Katja Felle: Distortion of Visual / Simulation of Sound
Ravne Gallery, Ravne na Koroškem, Slovenia
4. 12. 2015 – 15. 1. 2016
Distortion. A deviation from the primary (manageable) state that is in the technological world manifested as a temporary disturbance, an error in the system or even as its permanent change. In the digital language this means the revelation of a medium which is supposed to stay transparent to the point of a utopian non-existence. A construct, adjusted for everyday undisturbed use collapses, the feelings of horror vacui and the sublime appear, but the moment is transient, the disturbances are eliminated, the errors are repaired, the system and devices replaceable. Katja Felle tries to record her own experience of technological fallibility on her canvases, which compared to the original medium promises a longer permanence. With this she prevents the furthering of belief in the perfect instance of technology as a new Holy Grail.

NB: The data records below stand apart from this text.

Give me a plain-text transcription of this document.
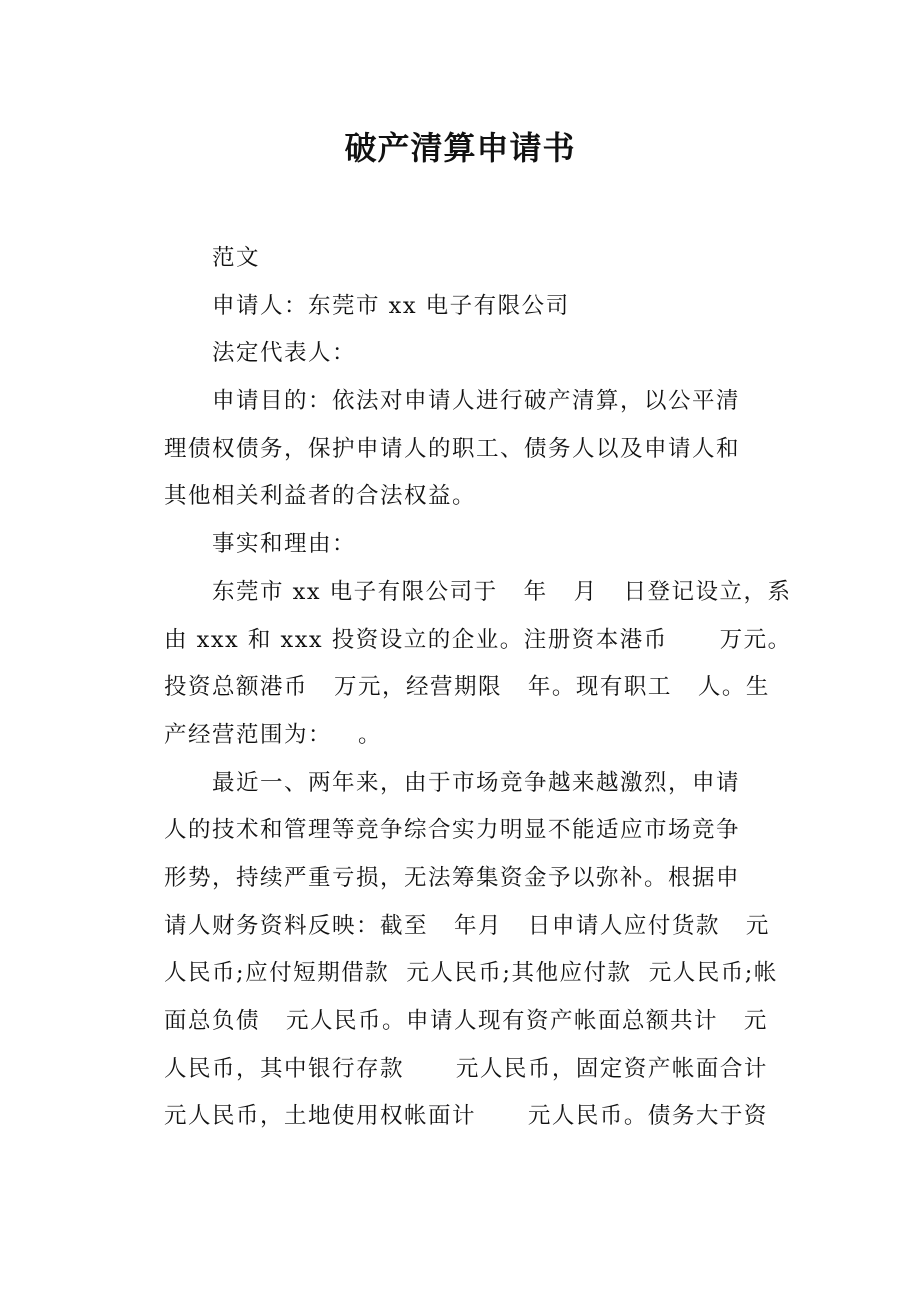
破产清算申请书
范文
申请人：东莞市 xx 电子有限公司
法定代表人：
申请目的：依法对申请人进行破产清算，以公平清
理债权债务，保护申请人的职工、债务人以及申请人和
其他相关利益者的合法权益。
事实和理由：
东莞市 xx 电子有限公司于   年   月   日登记设立，系
由 xxx 和 xxx 投资设立的企业。注册资本港币      万元。
投资总额港币   万元，经营期限   年。现有职工   人。生
产经营范围为：   。
最近一、两年来，由于市场竞争越来越激烈，申请
人的技术和管理等竞争综合实力明显不能适应市场竞争
形势，持续严重亏损，无法筹集资金予以弥补。根据申
请人财务资料反映：截至   年月   日申请人应付货款   元
人民币;应付短期借款  元人民币;其他应付款  元人民币;帐
面总负债   元人民币。申请人现有资产帐面总额共计   元
人民币，其中银行存款      元人民币，固定资产帐面合计
元人民币，土地使用权帐面计      元人民币。债务大于资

Visible. People perceive reality firstly and above all through the visual and it is not a coincidence that the digital language of the new media too has been translated in a graphically aesthetic form that is comprehensible and easy on the eye. The artist shows it as what it really is – a virtual reality trying to convince us that through it we can live a faster and more informed life. We actually can, in fact, transmit our lives in a new sphere or with the help of social networks even create surrogate lives and pantomimic bodies with which we can live. The discrepancy between the two, which is often a consequence of such transmission, can cause a traumatic experience of one’s self. The disturbances also arise when the same issues are being transferred to the painting medium. Namely, the characteristics of painting materials demand specific grips and by that produce effects that are very different from the technological ones. The artist is not hiding them; on the contrary – she is additionally emphasising them. The painting is dripping, leaking, running, the lines are occasionally interrupted, we can see the strokes of a brush. The work of Katja Felle is – if we are only attentive enough – reminding us that we are still remaining in a physical and not virtual world.
Simulation. Katja Felle’s art pieces are foremost simulations of the technological and its fallibility. They are the appropriation of what contemporary humans encounter, but in a way the artist’s own memorandum of her excursus from the real into the virtual and vice versa. They are the creation of disturbances where before there were none. They are opening the field for discourse where it was interrupted. Silenced.
Sound. And exactly the discourse or the dialog is the field most connected with the verbal and is the association to the auditive area. As the second most important sense it opens a more genuine sensory experience, which the new technology grasps completely, and in the form of noise it intentionally or unintentionally also includes it in its working. Click, beep, siren, row and bustle are only a few of the most representative sounds connected to the notifications or warnings, for which the artist anticipates that will by the visual experience of her works with the help of association be awaken from the unconscious.